Kansas Reinstatement Fee
$59
Kansas charges $59 to reinstate a suspended license after resolving the underlying violation and filing SR-22 proof of insurance. This fee is in addition to any court fines, DUI education program costs, and ignition interlock device expenses required under K.S.A. 8-1015 for DUI-related suspensions.
Kansas Department of Revenue, Division of Vehicles
Ignition Interlock Adds Device Cost, Not Premium
Kansas DUI suspensions require ignition interlock device installation as a condition of restricted driving privileges or full reinstatement under K.S.A. 8-1015 and 8-1016. The IID itself costs separately — installation, monthly monitoring fees, and periodic calibration — and is not included in your SR-22 insurance premium. Carriers do not charge extra premium for IID-equipped vehicles; the device is a compliance requirement managed through the Kansas Division of Vehicles IID program, not an insurance rating factor.

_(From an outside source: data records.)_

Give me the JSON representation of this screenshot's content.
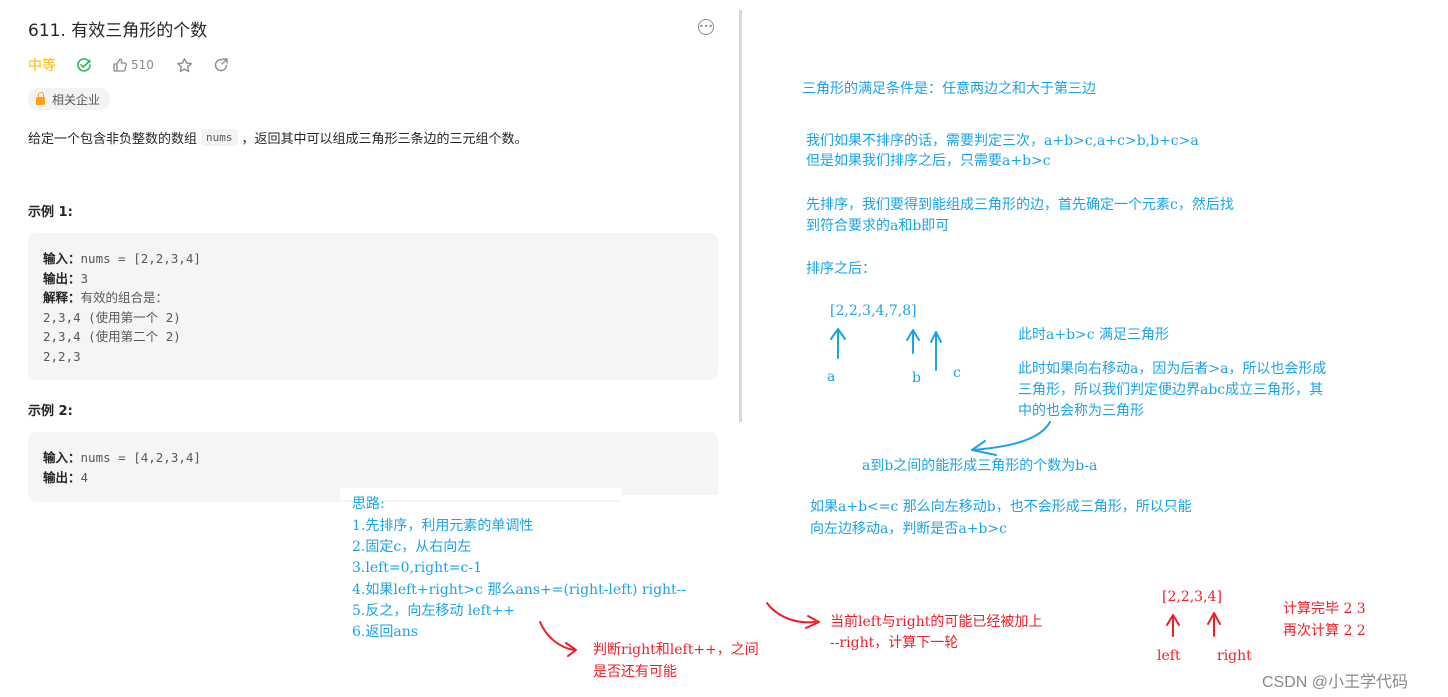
{
  "problem": {
    "title": "611. 有效三角形的个数",
    "difficulty": "中等",
    "likes": "510",
    "tag_label": "相关企业",
    "description_before": "给定一个包含非负整数的数组",
    "description_code": "nums",
    "description_after": "，返回其中可以组成三角形三条边的三元组个数。",
    "icons": {
      "solved": "check-circle-icon",
      "like": "thumbs-up-icon",
      "favorite": "star-icon",
      "share": "share-icon",
      "more": "more-options-icon",
      "tag": "lock-icon"
    },
    "colors": {
      "difficulty": "#ffb800",
      "solved": "#2db55d",
      "lock": "#ffa116"
    },
    "examples": [
      {
        "heading": "示例 1:",
        "input_label": "输入：",
        "input_value": "nums = [2,2,3,4]",
        "output_label": "输出：",
        "output_value": "3",
        "explain_label": "解释：",
        "explain_value": "有效的组合是：",
        "explain_lines": [
          "2,3,4 (使用第一个 2)",
          "2,3,4 (使用第二个 2)",
          "2,2,3"
        ]
      },
      {
        "heading": "示例 2:",
        "input_label": "输入：",
        "input_value": "nums = [4,2,3,4]",
        "output_label": "输出：",
        "output_value": "4"
      }
    ]
  },
  "notes": {
    "colors": {
      "blue": "#1aa3e8",
      "red": "#f01e28"
    },
    "condition": "三角形的满足条件是：任意两边之和大于第三边",
    "unsorted_1": "我们如果不排序的话，需要判定三次，a+b>c,a+c>b,b+c>a",
    "unsorted_2": "但是如果我们排序之后，只需要a+b>c",
    "sort_1": "先排序，我们要得到能组成三角形的边，首先确定一个元素c，然后找",
    "sort_2": "到符合要求的a和b即可",
    "after_sort": "排序之后：",
    "array_blue": "[2,2,3,4,7,8]",
    "pointer_a": "a",
    "pointer_b": "b",
    "pointer_c": "c",
    "satisfied": "此时a+b>c 满足三角形",
    "move_1": "此时如果向右移动a，因为后者>a，所以也会形成",
    "move_2": "三角形，所以我们判定便边界abc成立三角形，其",
    "move_3": "中的也会称为三角形",
    "count_rule": "a到b之间的能形成三角形的个数为b-a",
    "else_1": "如果a+b<=c   那么向左移动b，也不会形成三角形，所以只能",
    "else_2": "向左边移动a，判断是否a+b>c",
    "approach": {
      "heading": "思路:",
      "steps": [
        "1.先排序，利用元素的单调性",
        "2.固定c，从右向左",
        "3.left=0,right=c-1",
        "4.如果left+right>c 那么ans+=(right-left) right--",
        "5.反之，向左移动 left++",
        "6.返回ans"
      ]
    },
    "red_note_left_1": "判断right和left++，之间",
    "red_note_left_2": "是否还有可能",
    "red_note_right_1": "当前left与right的可能已经被加上",
    "red_note_right_2": "--right，计算下一轮",
    "array_red": "[2,2,3,4]",
    "pointer_left": "left",
    "pointer_right": "right",
    "calc_done": "计算完毕 2 3",
    "calc_again": "再次计算 2 2"
  },
  "watermark": "CSDN @小王学代码"
}
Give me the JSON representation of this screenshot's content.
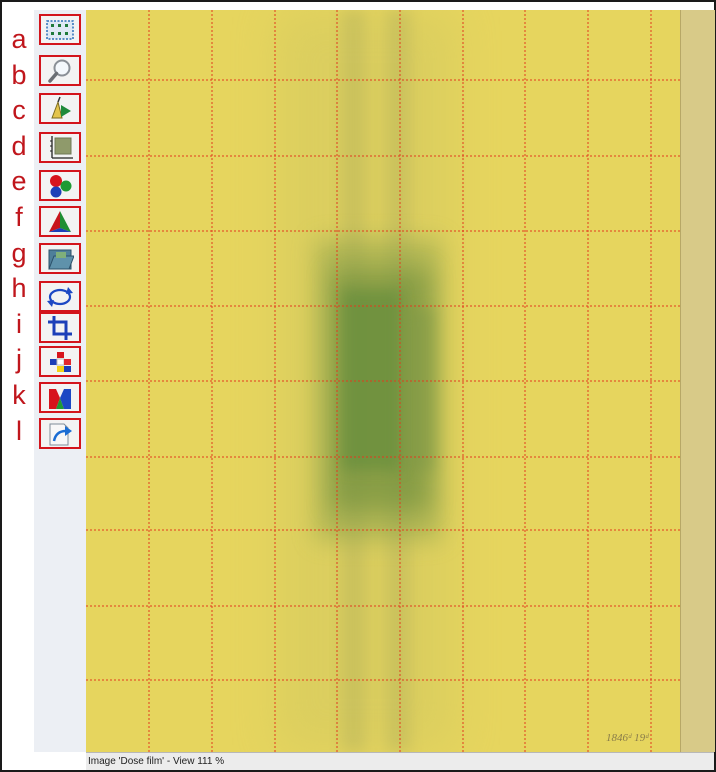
{
  "labels": [
    "a",
    "b",
    "c",
    "d",
    "e",
    "f",
    "g",
    "h",
    "i",
    "j",
    "k",
    "l"
  ],
  "toolbar": {
    "buttons": [
      {
        "icon": "selection-grid-icon"
      },
      {
        "icon": "magnifier-icon"
      },
      {
        "icon": "pen-arrow-icon"
      },
      {
        "icon": "histogram-axis-icon"
      },
      {
        "icon": "rgb-spheres-icon"
      },
      {
        "icon": "color-pyramid-icon"
      },
      {
        "icon": "image-folder-icon"
      },
      {
        "icon": "rotate-icon"
      },
      {
        "icon": "crop-icon"
      },
      {
        "icon": "color-blocks-icon"
      },
      {
        "icon": "color-channels-icon"
      },
      {
        "icon": "export-arrow-icon"
      }
    ]
  },
  "film": {
    "handwriting": "1846ᵈ 19ᵈ",
    "background_color": "#e6d55e",
    "grid_color": "#e23a1e",
    "dose_color": "#5f8a3a"
  },
  "status": {
    "text": "Image 'Dose film' - View  111 %"
  }
}
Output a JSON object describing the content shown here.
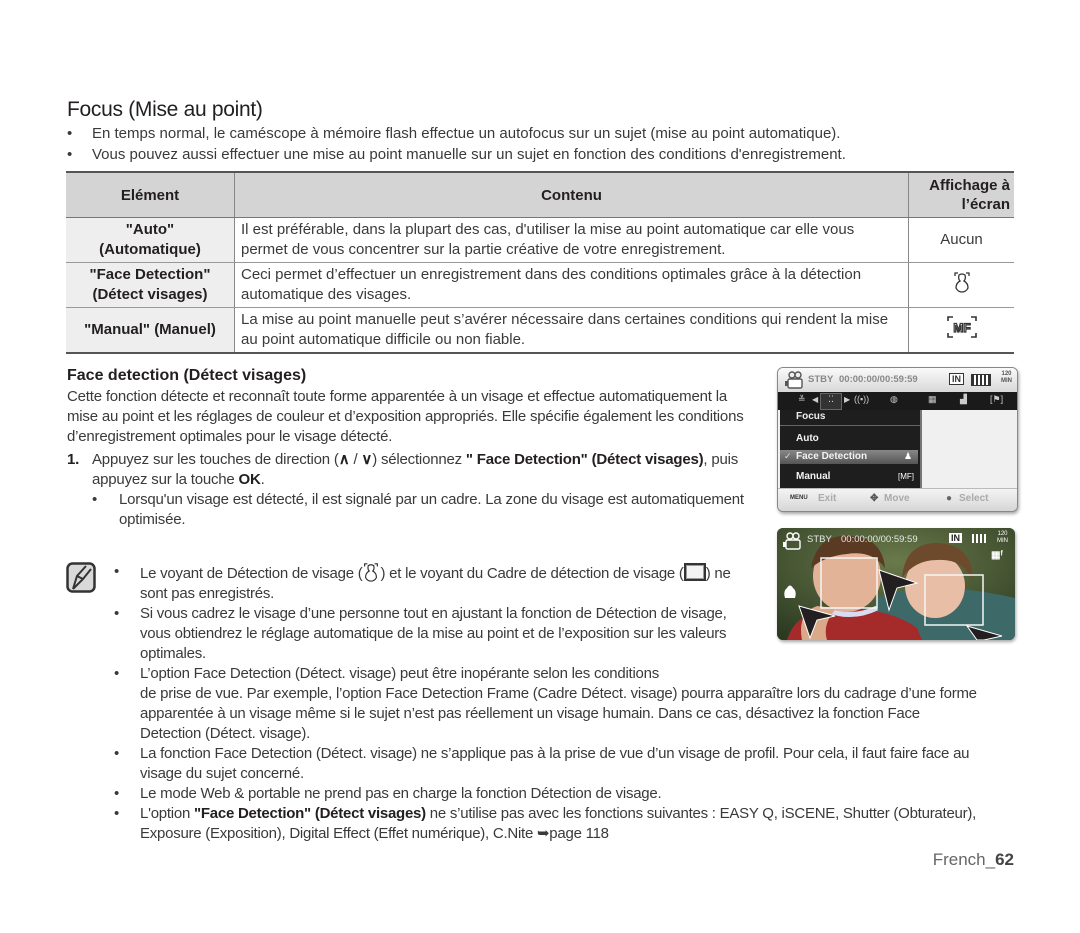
{
  "page": {
    "title": "Focus (Mise au point)",
    "intro_bullets": [
      "En temps normal, le caméscope à mémoire flash effectue un autofocus sur un sujet (mise au point automatique).",
      "Vous pouvez aussi effectuer une mise au point manuelle sur un sujet en fonction des conditions d'enregistrement."
    ],
    "bullet_char": "•"
  },
  "table": {
    "headers": [
      "Elément",
      "Contenu",
      "Affichage à",
      "l’écran"
    ],
    "rows": [
      {
        "element_line1": "\"Auto\"",
        "element_line2": "(Automatique)",
        "content": "Il est préférable, dans la plupart des cas, d'utiliser la mise au point automatique car elle vous permet de vous concentrer sur la partie créative de votre enregistrement.",
        "display": "Aucun",
        "display_icon": ""
      },
      {
        "element_line1": "\"Face Detection\"",
        "element_line2": "(Détect visages)",
        "content": "Ceci permet d’effectuer un enregistrement dans des conditions optimales grâce à la détection automatique des visages.",
        "display": "",
        "display_icon": "face-detection-icon"
      },
      {
        "element_line1": "\"Manual\" (Manuel)",
        "element_line2": "",
        "content": "La mise au point manuelle peut s’avérer nécessaire dans certaines conditions qui rendent la mise au point automatique difficile ou non fiable.",
        "display": "",
        "display_icon": "manual-focus-icon"
      }
    ]
  },
  "face_section": {
    "heading": "Face detection (Détect visages)",
    "description": "Cette fonction détecte et reconnaît toute forme apparentée à un visage et effectue automatiquement la mise au point et les réglages de couleur et d’exposition appropriés. Elle spécifie également les conditions d’enregistrement optimales pour le visage détecté.",
    "step": {
      "number": "1.",
      "text_a": "Appuyez sur les touches de direction (",
      "up_glyph": "∧",
      "slash": " / ",
      "down_glyph": "∨",
      "text_b": ") sélectionnez ",
      "bold_a": "\" Face Detection\" (Détect visages)",
      "text_c": ", puis appuyez sur la touche ",
      "bold_b": "OK",
      "text_d": "."
    },
    "sub_bullet": "Lorsqu'un visage est détecté, il est signalé par un cadre. La zone du visage est automatiquement optimisée."
  },
  "notes": {
    "icon": "note-pencil-icon",
    "items": [
      {
        "a": "Le voyant de Détection de visage (",
        "b": ") et le voyant du Cadre de détection de visage (",
        "c": ") ne sont pas enregistrés."
      },
      {
        "text": "Si vous cadrez le visage d’une personne tout en ajustant la fonction de Détection de visage, vous obtiendrez le réglage automatique de la mise au point et de l’exposition sur les valeurs optimales."
      },
      {
        "line1": "L’option Face Detection (Détect. visage) peut être inopérante selon les conditions",
        "rest": "de prise de vue. Par exemple, l’option Face Detection Frame (Cadre Détect. visage) pourra apparaître lors du cadrage d’une forme apparentée à un visage même si le sujet n’est pas réellement un visage humain. Dans ce cas, désactivez la fonction Face Detection (Détect. visage)."
      },
      {
        "text": "La fonction Face Detection (Détect. visage) ne s’applique pas à la prise de vue d’un visage de profil. Pour cela, il faut faire face au visage du sujet concerné."
      },
      {
        "text": "Le mode Web & portable ne prend pas en charge la fonction Détection de visage."
      },
      {
        "a": "L'option ",
        "bold": "\"Face Detection\" (Détect visages)",
        "b": " ne s’utilise pas avec les fonctions suivantes : EASY Q, iSCENE, Shutter (Obturateur), Exposure (Exposition), Digital Effect (Effet numérique), C.Nite ",
        "arrow": "➥",
        "c": "page 118"
      }
    ]
  },
  "camera_menu_screen": {
    "status_mode": "STBY",
    "timecode": "00:00:00/00:59:59",
    "storage_badge": "IN",
    "remaining": "120 MIN",
    "menu_title": "Focus",
    "items": [
      "Auto",
      "Face Detection",
      "Manual"
    ],
    "selected_index": 1,
    "footer": {
      "menu_key": "MENU",
      "exit": "Exit",
      "move": "Move",
      "select": "Select"
    }
  },
  "camera_live_screen": {
    "status_mode": "STBY",
    "timecode": "00:00:00/00:59:59",
    "storage_badge": "IN",
    "remaining_num": "120",
    "remaining_unit": "MIN",
    "focus_indicator": "MF face icon"
  },
  "footer": {
    "lang": "French_",
    "page": "62"
  }
}
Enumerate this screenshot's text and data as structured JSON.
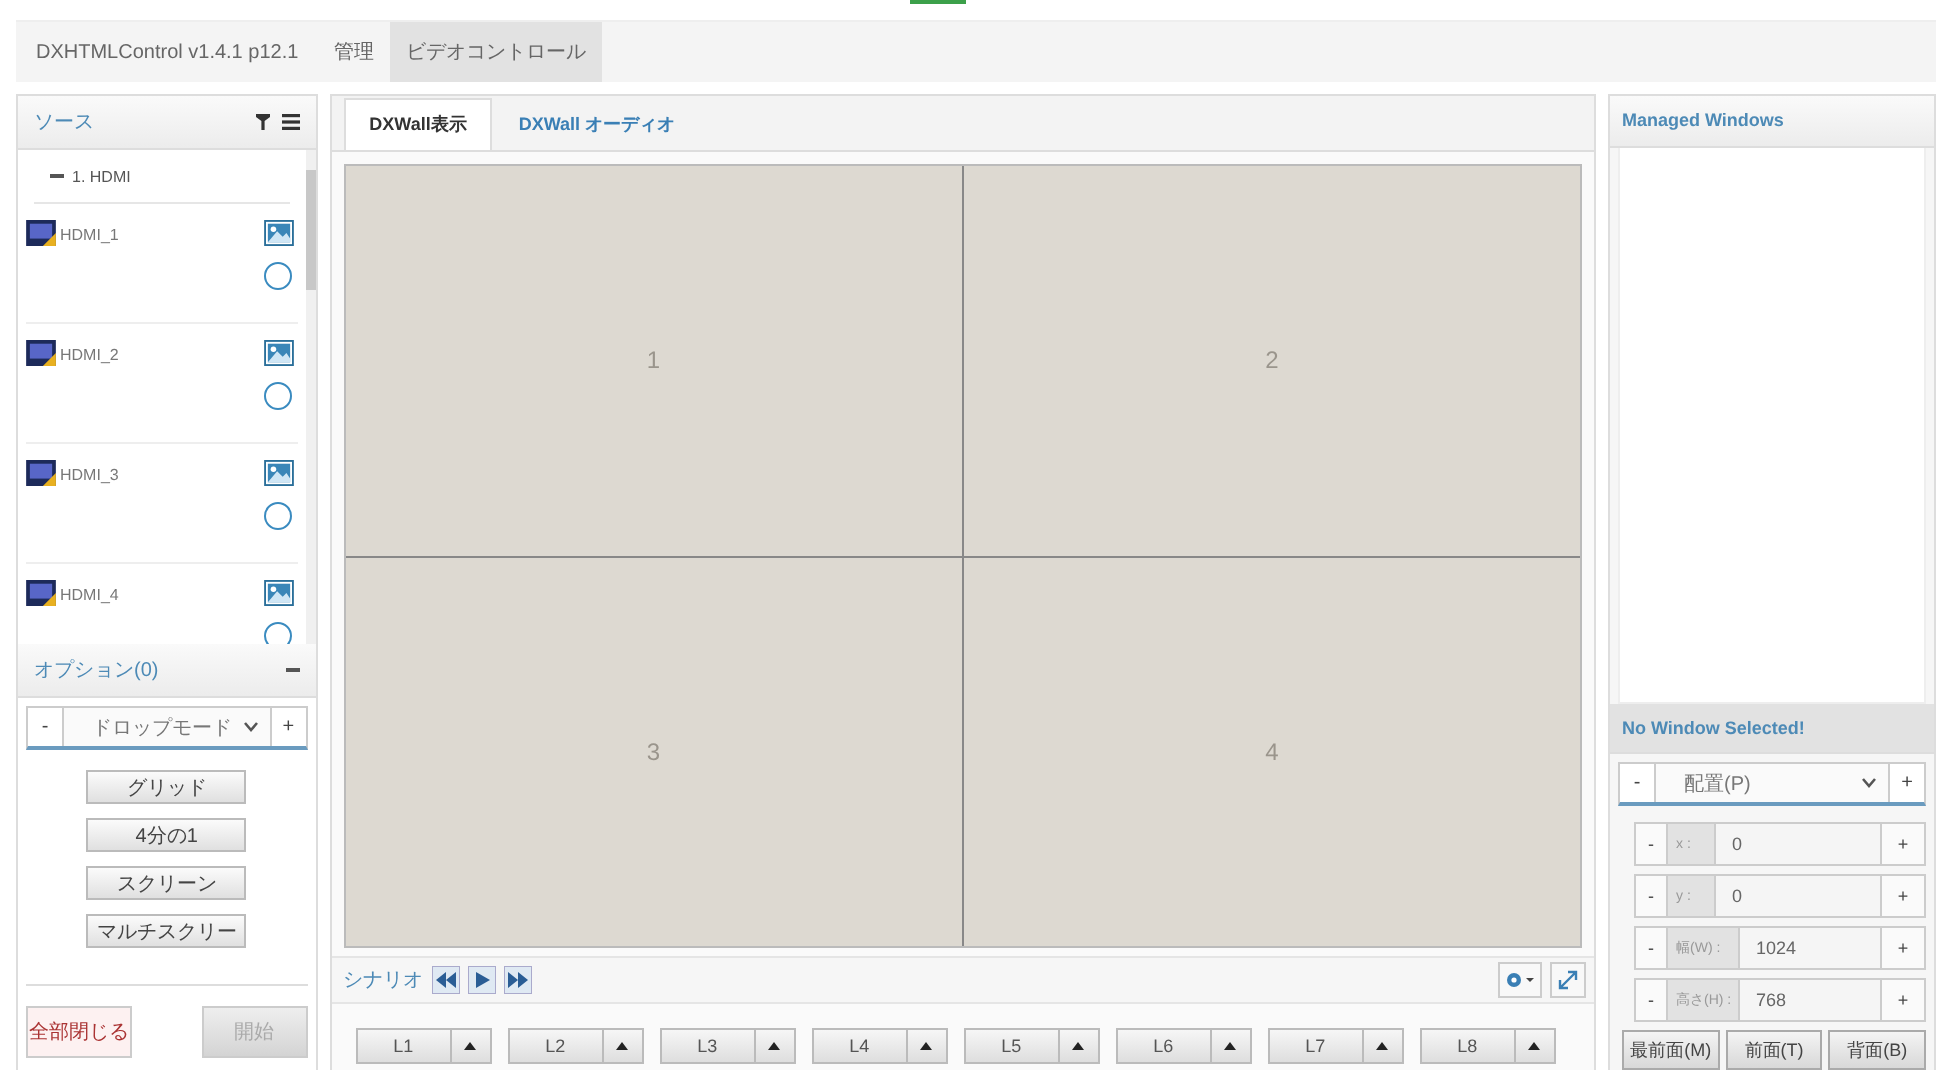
{
  "nav": {
    "brand": "DXHTMLControl v1.4.1 p12.1",
    "items": [
      {
        "label": "管理",
        "selected": false
      },
      {
        "label": "ビデオコントロール",
        "selected": true
      }
    ]
  },
  "sources": {
    "title": "ソース",
    "group": {
      "label": "1. HDMI",
      "expanded": true
    },
    "items": [
      {
        "label": "HDMI_1"
      },
      {
        "label": "HDMI_2"
      },
      {
        "label": "HDMI_3"
      },
      {
        "label": "HDMI_4"
      }
    ]
  },
  "options": {
    "title": "オプション(0)",
    "minus": "-",
    "mode": "ドロップモード",
    "plus": "+",
    "buttons": [
      "グリッド",
      "4分の1",
      "スクリーン",
      "マルチスクリー"
    ]
  },
  "footer_buttons": [
    {
      "label": "全部閉じる",
      "disabled": false
    },
    {
      "label": "開始",
      "disabled": true
    }
  ],
  "tabs": [
    {
      "label": "DXWall表示",
      "selected": true
    },
    {
      "label": "DXWall オーディオ",
      "selected": false
    }
  ],
  "wall": {
    "cells": [
      "1",
      "2",
      "3",
      "4"
    ]
  },
  "scenario": {
    "label": "シナリオ"
  },
  "layouts": [
    "L1",
    "L2",
    "L3",
    "L4",
    "L5",
    "L6",
    "L7",
    "L8"
  ],
  "managed_windows": {
    "title": "Managed Windows"
  },
  "selection": {
    "title": "No Window Selected!",
    "minus": "-",
    "arrange": "配置(P)",
    "plus": "+"
  },
  "fields": [
    {
      "minus": "-",
      "label": "x :",
      "value": "0",
      "plus": "+"
    },
    {
      "minus": "-",
      "label": "y :",
      "value": "0",
      "plus": "+"
    },
    {
      "minus": "-",
      "label": "幅(W) :",
      "value": "1024",
      "plus": "+"
    },
    {
      "minus": "-",
      "label": "高さ(H) :",
      "value": "768",
      "plus": "+"
    }
  ],
  "order_buttons": [
    "最前面(M)",
    "前面(T)",
    "背面(B)"
  ]
}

Restricted driving privileges in Kansas allow court-approved travel during suspension — typically work, school, medical appointments, or court-ordered activities — but require SR-22 filing and IID installation for DUI cases. The restricted license does not reduce your insurance premium because carriers price the underlying violation, not your current driving status. You pay non-standard tier rates whether you hold a restricted license or wait for full reinstatement.
Compare Kansas Carriers Writing Your Suspension Trigger
Request quotes from at least three Kansas carriers writing post-DUI policies. Specify whether you need owner or non-owner SR-22 coverage when requesting the quote — carriers cannot price accurately without knowing which policy type you require. Provide your Kansas driver's license number, the suspension effective date from your KDOR notice, and any additional violations in the past five years. Withholding violation history produces an inaccurate quote that will be corrected upward when the carrier pulls your MVR.
Kansas carriers writing non-owner SR-22 policies include Dairyland, Geico, Progressive, and The General. Compare rates for identical liability limits — Kansas minimums are $25,000/$50,000/$25,000 plus PIP and uninsured motorist coverage — to isolate premium differences attributable to carrier pricing models rather than coverage selection. Non-owner policies typically cost less than owner policies in the same risk tier, but individual carrier underwriting can invert that relationship based on your total violation profile. The only way to verify which Kansas carrier prices your specific situation most favorably is to obtain binding quotes from multiple carriers writing your trigger and compare them side by side.